Kasia, zrelaksowana i zaspokojona, zasnęła w objęciach kolegi. Ostatnią jej myślą przed odpłynięciem było to, że bardzo dobrze zrobiła, iż zdecydowała się w końcu na ten stosunek. Od teraz będą to robić każdego dnia. O tak, zapowiadał im się bogaty w erotyczne doznania pobyt w hotelu...

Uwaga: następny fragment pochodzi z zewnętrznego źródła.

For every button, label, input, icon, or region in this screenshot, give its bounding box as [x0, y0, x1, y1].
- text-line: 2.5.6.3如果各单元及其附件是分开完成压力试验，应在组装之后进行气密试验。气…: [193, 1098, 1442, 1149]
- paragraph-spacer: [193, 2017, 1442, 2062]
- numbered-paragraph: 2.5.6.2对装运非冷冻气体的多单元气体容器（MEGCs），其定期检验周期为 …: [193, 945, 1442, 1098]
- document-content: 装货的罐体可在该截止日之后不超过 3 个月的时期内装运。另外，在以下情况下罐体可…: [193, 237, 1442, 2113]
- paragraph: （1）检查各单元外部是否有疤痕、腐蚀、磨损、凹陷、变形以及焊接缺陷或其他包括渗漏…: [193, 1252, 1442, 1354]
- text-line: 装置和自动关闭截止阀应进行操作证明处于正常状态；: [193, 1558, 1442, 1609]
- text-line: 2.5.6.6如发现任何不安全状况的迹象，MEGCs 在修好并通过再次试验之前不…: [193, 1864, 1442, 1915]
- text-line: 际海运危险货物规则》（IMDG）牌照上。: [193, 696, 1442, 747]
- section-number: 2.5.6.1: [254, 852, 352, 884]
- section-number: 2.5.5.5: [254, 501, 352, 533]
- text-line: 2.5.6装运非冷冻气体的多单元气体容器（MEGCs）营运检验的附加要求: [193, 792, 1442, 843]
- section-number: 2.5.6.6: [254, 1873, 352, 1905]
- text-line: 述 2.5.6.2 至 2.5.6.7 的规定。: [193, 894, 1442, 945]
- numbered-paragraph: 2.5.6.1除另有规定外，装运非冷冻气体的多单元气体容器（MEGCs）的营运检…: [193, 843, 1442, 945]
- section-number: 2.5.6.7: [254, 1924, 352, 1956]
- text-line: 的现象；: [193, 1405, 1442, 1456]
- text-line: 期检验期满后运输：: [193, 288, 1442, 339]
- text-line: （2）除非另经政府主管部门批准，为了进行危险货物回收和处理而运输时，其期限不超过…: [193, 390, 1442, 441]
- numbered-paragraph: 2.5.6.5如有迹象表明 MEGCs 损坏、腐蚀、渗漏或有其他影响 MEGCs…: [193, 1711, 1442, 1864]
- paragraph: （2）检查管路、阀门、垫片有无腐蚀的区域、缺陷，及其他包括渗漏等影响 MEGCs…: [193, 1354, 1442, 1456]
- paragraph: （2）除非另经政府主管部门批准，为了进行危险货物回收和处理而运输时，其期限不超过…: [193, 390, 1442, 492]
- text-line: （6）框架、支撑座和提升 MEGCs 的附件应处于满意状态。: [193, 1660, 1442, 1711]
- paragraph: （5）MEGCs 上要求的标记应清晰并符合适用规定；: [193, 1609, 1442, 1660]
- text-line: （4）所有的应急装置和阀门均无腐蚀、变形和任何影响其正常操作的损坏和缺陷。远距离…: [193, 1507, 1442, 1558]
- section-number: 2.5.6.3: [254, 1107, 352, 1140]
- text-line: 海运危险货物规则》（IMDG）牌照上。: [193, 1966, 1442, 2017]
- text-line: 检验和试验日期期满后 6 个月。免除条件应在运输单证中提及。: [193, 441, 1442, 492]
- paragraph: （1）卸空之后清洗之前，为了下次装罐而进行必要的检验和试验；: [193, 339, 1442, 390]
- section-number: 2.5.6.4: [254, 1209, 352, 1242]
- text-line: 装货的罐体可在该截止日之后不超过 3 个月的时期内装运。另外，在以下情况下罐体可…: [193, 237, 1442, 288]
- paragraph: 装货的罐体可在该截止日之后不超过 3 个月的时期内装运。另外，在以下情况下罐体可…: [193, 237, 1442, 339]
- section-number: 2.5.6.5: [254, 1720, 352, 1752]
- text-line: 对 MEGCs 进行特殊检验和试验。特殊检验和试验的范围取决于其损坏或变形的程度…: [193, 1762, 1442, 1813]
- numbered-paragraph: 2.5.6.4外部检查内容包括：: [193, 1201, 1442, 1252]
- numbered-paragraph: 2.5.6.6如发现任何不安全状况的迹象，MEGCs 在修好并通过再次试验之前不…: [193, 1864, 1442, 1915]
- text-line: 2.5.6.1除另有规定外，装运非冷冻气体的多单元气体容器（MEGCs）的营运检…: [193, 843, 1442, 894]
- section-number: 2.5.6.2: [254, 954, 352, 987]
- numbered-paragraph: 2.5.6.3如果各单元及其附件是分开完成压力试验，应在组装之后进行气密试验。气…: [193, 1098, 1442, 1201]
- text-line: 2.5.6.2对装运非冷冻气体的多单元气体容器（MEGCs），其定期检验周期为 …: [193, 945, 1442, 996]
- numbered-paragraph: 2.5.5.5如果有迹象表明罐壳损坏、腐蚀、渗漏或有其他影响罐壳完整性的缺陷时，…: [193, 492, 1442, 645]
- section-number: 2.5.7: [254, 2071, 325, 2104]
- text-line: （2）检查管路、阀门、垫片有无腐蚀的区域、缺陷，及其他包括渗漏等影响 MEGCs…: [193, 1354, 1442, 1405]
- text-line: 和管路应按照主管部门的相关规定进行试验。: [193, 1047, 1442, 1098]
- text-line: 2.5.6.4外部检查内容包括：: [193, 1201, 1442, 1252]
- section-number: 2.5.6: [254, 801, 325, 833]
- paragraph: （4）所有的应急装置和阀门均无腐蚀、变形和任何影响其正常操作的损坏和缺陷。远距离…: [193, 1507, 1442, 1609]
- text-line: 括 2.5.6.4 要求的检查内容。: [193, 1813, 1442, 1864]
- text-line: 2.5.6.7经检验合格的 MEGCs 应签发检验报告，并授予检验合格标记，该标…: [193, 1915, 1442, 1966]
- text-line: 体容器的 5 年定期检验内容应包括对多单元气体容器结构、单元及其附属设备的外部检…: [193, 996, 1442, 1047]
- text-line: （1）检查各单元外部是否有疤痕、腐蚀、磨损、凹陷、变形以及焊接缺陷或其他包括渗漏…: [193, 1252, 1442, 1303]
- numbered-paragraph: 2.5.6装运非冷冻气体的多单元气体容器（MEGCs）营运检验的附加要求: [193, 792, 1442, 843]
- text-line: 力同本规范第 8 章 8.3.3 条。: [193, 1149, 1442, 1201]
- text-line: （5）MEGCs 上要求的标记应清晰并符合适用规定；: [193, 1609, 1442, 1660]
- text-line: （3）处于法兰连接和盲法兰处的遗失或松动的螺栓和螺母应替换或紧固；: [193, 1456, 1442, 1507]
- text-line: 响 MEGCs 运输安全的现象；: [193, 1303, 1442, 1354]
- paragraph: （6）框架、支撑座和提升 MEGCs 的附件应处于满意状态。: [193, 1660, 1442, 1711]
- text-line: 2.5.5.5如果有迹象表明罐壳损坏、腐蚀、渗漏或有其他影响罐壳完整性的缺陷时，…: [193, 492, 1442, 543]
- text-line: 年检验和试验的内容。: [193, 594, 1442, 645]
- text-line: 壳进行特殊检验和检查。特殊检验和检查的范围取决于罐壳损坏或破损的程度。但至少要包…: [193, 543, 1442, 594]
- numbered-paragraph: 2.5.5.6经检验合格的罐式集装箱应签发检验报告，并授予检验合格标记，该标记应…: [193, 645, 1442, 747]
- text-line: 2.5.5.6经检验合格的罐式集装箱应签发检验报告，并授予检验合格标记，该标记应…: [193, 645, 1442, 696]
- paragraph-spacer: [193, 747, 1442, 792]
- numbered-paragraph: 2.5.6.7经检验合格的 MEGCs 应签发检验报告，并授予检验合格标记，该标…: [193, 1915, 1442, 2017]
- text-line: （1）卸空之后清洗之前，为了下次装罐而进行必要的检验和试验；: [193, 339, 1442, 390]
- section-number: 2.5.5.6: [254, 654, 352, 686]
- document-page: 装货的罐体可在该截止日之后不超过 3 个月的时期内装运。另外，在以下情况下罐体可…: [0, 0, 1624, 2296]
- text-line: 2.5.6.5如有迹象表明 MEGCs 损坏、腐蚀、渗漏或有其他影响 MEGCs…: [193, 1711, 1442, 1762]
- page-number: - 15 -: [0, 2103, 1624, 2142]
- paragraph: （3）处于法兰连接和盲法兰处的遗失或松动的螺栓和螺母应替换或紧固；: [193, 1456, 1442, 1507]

Piotrek, po upojnych wakacjach spędzonych z Kasią, miał zamiar podjąć jakąś pracę. Marzył co prawda o tym, by dostać się na pewne studia, które znajdowały się dość daleko od ich niewielkiej mieściny, lecz z jego stopniami nie liczył na to, by go przyjęto. Maturę co prawda zdał, lecz wynik nie był zbyt rewelacyjny. Złożył jednak papiery na swą wymarzoną uczelnię – "a nuż się uda" – pomyślał. Ku jego zdumieniu i ogromnej radości, niedługo przed końcem wakacji dowiedział się, że dostał się na studia. Jak się okazało, było na nie niewielu chętnych i nawet z tak słabym wynikiem został przyjęty. Już od jakiegoś czasu figurował na liście studentów, nie wiedział jednak o tym, gdyż nawet nie sprawdzał, myśląc, że na pewno go nie przyjęli. Kiedy więc z nudów sprawdził listę i zobaczył na niej swoje nazwisko, jego radość była ogromna. Trochę jednak przygasła, gdy pomyślał sobie o swej dziewczynie, Kasi, z którą nie mógłby się już tak często widywać, gdyby wyjechał na studia. Spotykaliby się bardzo rzadko, wręcz tylko parę razy do roku, gdyż uczelnia ta była na tyle daleko, że do domu mógłby przyjeżdżać tylko na wakacje i święta, no może jeszcze na jakieś dłuższe wolne, co jednak na pierwszym roku nie zdarzało się zbyt często. Zaczął się wahać, czy na pewno chce uczęszczać na te studia, jednak perspektywa ciężkiej pracy, jaka czekałaby go, gdyby nie zdobył wykształcenia, przeważyła szalę na stronę nauki i postanowił wyjechać. Trudno, będą z Kasią musieli spróbować związku na odległość, mimo iż, jak wiadomo, takie związki zazwyczaj się rozpadały. No nic, najwyżej będą musieli się rozstać. Przecież i tak nie byliby razem do końca życia, a gdyby zmarnował taką szansę, mógłby tego żałować już zawsze. Postanowił porozmawiać o tym ze swoją partnerką następnego dnia, gdy się spotkają.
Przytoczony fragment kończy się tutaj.